WASHINGTON (AP) -- A multimedia artist is bringing his 12-foot American flag that's viewed with Google Glass to the National Portrait Gallery for a special President's Day weekend exhibition.
"Portrait of America" by New York-based artist David Datuna is the first artwork to use Google's Internet-connected eyeglasses, organizers said. It's part of Datuna's series of works entitled "Viewpoint of Billions." Datuna's "Portrait of America" will be on view Saturday, Sunday and Monday at the museum.
The flag installation is a collage made of plywood, newspapers and images of George Washington, John F. Kennedy, Martin Luther King Jr., Lady Gaga and other figures. The top layer is made of hundreds of eyeglass lenses that give the piece a different look from different vantage points.
In an interview, Datuna said he set out to tell a story that reflects American culture, its freedom of expression and the innovators who push the country forward.
"It's about people who really created this country. It's about people who wanted to change this country, build this country," Datuna said. "I want to show the American culture, the American journey."
Datuna was born in the then-Soviet era Georgia and later became a U.S. citizen. He said his passion for the U.S. began when he was about 5 years old and his father was arrested for listening to Elvis Presley. He wanted to know why someone could be arrested for listening to music.

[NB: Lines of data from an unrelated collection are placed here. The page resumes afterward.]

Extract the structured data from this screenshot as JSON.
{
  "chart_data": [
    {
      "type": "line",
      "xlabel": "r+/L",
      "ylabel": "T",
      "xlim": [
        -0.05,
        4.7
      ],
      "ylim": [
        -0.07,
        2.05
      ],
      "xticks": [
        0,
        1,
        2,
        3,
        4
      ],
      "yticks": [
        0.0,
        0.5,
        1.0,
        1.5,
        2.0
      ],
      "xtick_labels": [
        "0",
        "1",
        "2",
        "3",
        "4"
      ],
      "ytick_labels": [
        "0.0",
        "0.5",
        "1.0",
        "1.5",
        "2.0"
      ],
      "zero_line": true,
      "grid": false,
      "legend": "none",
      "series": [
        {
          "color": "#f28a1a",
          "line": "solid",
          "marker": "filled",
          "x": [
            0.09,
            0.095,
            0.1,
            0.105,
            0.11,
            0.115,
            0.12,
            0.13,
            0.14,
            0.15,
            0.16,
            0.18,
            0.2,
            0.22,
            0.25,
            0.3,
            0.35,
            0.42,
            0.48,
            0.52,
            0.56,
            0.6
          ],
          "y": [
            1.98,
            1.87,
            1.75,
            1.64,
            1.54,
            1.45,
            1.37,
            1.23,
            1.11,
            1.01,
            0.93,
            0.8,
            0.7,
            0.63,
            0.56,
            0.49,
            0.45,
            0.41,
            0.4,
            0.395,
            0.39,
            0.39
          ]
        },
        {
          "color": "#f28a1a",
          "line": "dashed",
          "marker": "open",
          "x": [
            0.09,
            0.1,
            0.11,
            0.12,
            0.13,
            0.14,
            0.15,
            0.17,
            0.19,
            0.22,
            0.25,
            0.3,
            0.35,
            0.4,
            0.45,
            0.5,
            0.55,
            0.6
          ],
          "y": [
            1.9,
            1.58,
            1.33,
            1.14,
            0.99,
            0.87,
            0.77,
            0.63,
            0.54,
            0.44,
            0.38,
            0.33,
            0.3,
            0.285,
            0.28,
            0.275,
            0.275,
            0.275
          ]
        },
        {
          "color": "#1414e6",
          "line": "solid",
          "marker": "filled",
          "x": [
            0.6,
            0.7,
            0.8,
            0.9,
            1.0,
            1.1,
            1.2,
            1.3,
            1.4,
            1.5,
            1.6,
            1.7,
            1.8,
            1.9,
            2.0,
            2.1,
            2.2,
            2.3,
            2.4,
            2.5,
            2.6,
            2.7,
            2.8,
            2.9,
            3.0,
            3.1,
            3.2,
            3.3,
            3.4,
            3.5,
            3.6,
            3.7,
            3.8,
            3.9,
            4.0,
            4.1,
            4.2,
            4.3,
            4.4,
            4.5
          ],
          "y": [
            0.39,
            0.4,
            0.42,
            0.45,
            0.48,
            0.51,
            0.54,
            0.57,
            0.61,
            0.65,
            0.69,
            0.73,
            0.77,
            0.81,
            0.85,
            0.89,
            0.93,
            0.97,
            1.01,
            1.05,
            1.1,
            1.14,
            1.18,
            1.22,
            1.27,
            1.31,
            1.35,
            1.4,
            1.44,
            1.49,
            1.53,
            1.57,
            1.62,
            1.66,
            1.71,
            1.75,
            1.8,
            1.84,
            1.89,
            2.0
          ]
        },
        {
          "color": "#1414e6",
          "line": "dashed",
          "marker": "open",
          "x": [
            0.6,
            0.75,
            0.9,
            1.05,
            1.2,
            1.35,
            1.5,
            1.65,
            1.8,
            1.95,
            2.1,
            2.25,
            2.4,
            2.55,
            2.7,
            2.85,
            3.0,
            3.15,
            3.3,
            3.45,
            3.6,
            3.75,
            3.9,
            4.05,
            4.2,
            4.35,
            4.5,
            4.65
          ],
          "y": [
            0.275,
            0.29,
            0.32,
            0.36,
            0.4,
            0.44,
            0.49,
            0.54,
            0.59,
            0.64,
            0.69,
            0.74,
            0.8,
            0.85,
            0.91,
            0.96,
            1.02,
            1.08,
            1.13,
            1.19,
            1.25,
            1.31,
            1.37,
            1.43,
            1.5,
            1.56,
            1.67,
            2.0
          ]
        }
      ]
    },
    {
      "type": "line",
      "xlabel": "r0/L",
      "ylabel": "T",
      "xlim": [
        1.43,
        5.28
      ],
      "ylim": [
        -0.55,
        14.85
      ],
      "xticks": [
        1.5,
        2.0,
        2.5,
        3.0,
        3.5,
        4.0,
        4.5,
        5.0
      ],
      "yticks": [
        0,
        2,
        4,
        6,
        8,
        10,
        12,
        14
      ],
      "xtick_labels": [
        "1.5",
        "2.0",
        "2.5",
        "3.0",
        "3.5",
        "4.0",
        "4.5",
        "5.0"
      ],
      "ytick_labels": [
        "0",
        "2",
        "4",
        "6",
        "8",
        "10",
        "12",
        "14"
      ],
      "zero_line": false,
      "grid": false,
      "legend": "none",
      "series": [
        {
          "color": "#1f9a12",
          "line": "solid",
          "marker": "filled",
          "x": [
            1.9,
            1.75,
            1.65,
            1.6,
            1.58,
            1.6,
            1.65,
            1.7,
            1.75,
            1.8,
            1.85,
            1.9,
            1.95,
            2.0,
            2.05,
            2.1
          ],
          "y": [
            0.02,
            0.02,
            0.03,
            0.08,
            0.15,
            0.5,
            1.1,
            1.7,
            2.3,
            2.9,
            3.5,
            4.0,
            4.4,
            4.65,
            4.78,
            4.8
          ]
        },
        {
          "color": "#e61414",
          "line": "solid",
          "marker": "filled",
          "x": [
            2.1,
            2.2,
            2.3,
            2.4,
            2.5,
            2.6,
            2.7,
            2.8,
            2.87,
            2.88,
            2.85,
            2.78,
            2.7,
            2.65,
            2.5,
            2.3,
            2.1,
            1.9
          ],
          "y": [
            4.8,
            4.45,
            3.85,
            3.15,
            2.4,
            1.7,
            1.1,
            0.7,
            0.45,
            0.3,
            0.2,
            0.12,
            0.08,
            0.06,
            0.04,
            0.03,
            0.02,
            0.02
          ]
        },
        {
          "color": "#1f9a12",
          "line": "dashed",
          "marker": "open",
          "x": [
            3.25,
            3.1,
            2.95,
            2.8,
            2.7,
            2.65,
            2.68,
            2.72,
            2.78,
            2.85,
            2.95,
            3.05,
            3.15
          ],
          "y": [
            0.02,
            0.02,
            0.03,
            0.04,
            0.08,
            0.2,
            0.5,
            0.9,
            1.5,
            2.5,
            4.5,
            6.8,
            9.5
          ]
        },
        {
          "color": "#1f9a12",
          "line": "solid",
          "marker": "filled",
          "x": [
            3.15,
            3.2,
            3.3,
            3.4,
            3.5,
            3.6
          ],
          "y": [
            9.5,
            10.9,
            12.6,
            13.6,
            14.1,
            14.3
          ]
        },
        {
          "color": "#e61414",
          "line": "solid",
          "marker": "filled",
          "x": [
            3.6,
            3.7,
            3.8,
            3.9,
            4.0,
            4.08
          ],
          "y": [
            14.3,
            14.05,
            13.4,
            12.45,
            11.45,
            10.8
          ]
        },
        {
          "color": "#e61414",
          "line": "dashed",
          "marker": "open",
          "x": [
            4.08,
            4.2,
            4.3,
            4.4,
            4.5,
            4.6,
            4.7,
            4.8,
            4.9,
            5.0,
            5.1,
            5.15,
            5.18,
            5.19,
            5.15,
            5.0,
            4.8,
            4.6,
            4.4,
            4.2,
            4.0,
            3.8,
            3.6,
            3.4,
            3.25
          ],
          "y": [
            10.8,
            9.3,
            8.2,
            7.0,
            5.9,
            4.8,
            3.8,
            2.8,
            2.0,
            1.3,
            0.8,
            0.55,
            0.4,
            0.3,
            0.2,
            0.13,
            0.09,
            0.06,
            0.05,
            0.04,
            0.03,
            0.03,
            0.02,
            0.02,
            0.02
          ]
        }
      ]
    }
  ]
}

Cameras embedded in the artwork and on Google Glass allow the viewer to become part of the artwork, and it evolves over time, exploring connections between art and technology. Visitors can have their portraits taken wearing Google Glass and share them on social media.
The National Portrait Gallery, which houses the U.S. presidential portraits, also is hosting a family day on Saturday with various activities for children and a story day on Sunday with a story about President Abraham Lincoln.